Queda entrelazado con el propio Norbert Bilbeny, quien vuelca en esta obra su extensa experiencia ensayística (por ejemplo, Moral barroca (Anagrama, 2022), Justicia compasiva (Tecnos, 2015), Ética (Ariel, 2012), La revolución en la ética (Anagrama, 2006), merecedor del XXV Premio Anagrama de Ensayo 1997), demostrando una vez más que es posible concebir una divulgación metódica, capaz de esquivar la tentación de la excesiva transparencia característica de nuestros tiempos. Bilbeny, siguiendo el paradigma de Kant, no explota las ideas, sino que demuestra haberlas leído atenta y pausadamente, que las ha reflexionado, posteriormente relacionado, para continuar completando el atlas con otras lecturas, otras ideas. O, dicho de otro modo —con sus palabras—, «explora lo que puede decir por sí mismo», después de haberse preguntado mucho, de llevar años escuchando las inquietudes de bastantes alumnos, y de haber obtenido un buen número de respuestas que devuelve en El torbellino Kant casi como diálogo, más que interno, interiorizado, abierto, plural. 
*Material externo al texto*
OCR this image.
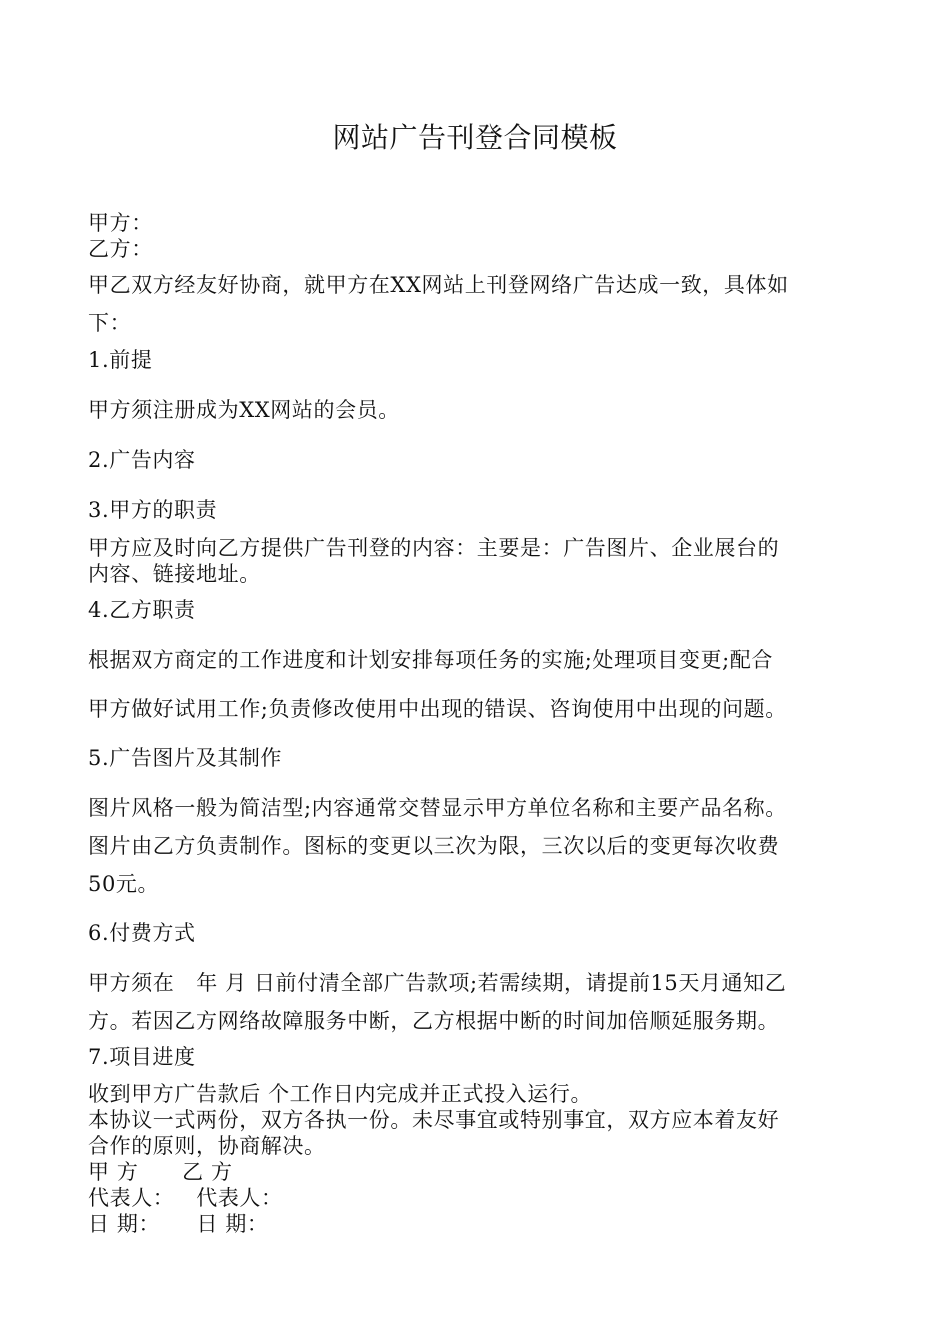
网站广告刊登合同模板
甲方：
乙方：
甲乙双方经友好协商，就甲方在XX网站上刊登网络广告达成一致，具体如
下：
1.前提
甲方须注册成为XX网站的会员。
2.广告内容
3.甲方的职责
甲方应及时向乙方提供广告刊登的内容：主要是：广告图片、企业展台的
内容、链接地址。
4.乙方职责
根据双方商定的工作进度和计划安排每项任务的实施;处理项目变更;配合
甲方做好试用工作;负责修改使用中出现的错误、咨询使用中出现的问题。
5.广告图片及其制作
图片风格一般为简洁型;内容通常交替显示甲方单位名称和主要产品名称。
图片由乙方负责制作。图标的变更以三次为限，三次以后的变更每次收费
50元。
6.付费方式
甲方须在   年 月 日前付清全部广告款项;若需续期，请提前15天月通知乙
方。若因乙方网络故障服务中断，乙方根据中断的时间加倍顺延服务期。
7.项目进度
收到甲方广告款后 个工作日内完成并正式投入运行。
本协议一式两份，双方各执一份。未尽事宜或特别事宜，双方应本着友好
合作的原则，协商解决。
甲 方      乙 方
代表人：   代表人：
日 期：     日 期：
Entrelazados quedan ambos filósofos, asimismo, por la sensibilidad emanada de los pasajes narrativos destinados al hombre Immanuel Kant, tanta, y tan honda, que nos es imposible no pensar en el artículo «Decirse a sí mismo» de Miguel de Unamuno, cuya premisa principal era que «los libros más autobiográficos son las biografías que unos hombres escriben de otros». Tendría sentido. Explicaría, por ambas partes, por qué no desentonan los fragmentos donde se deja ver al profesor universitario, o al sujeto que, en la intimidad de una habitación, ha leído y se ha sentido orientado —posiblemente también acompañado— por las voces que salen de los libros, o al pensador crítico preocupado por la libertad, por lo/s contemporáneo/s y por la esencia universal del ser sintiente y pensante. Todo se conjuga bien porque, en cierta manera, todo ello corresponde a la singularidad de los dos filósofos, compartida, a pesar de los tres siglos que los separan, y que podría ser resumida en la imagen del torbellino, «de efecto centrípeto y a la vez centrífugo [que] aspira y asimila primero el pensamiento anterior (…) para después expandir los resultados del análisis y radical revisión de ese conglomerado con el aporte de su propio pensamiento».

Solamente encontramos un pero que ponerle a esta extraordinaria obra en torno al pensamiento y la personalidad del «Caballero de la Razón», y es que la imagen que ilustra la cubierta no es propiamente de Kant —aunque así se creyera y pregonase hasta hace poco—, sino de Friedrich Heinrich Jacobi. Suponemos que el equívoco sostenido en el tiempo se debió a razones estéticas, por ser ese rostro más afín al canon de lo bello que aquel otro con el mentón pegado al pecho y todas las facciones, en general, menos apolíneas. O, quizá, sea «porque los cosmopolitas se parecen» y, siendo así, la confusión resulta un mal menor. Ínfima es, desde luego, en comparación con la claridad y el peso de lo escrito, con la exposición minuciosa de cuánto se puede, y se debe, seguir extrayendo de la filosofía dada con todo el cuerpo por Kant.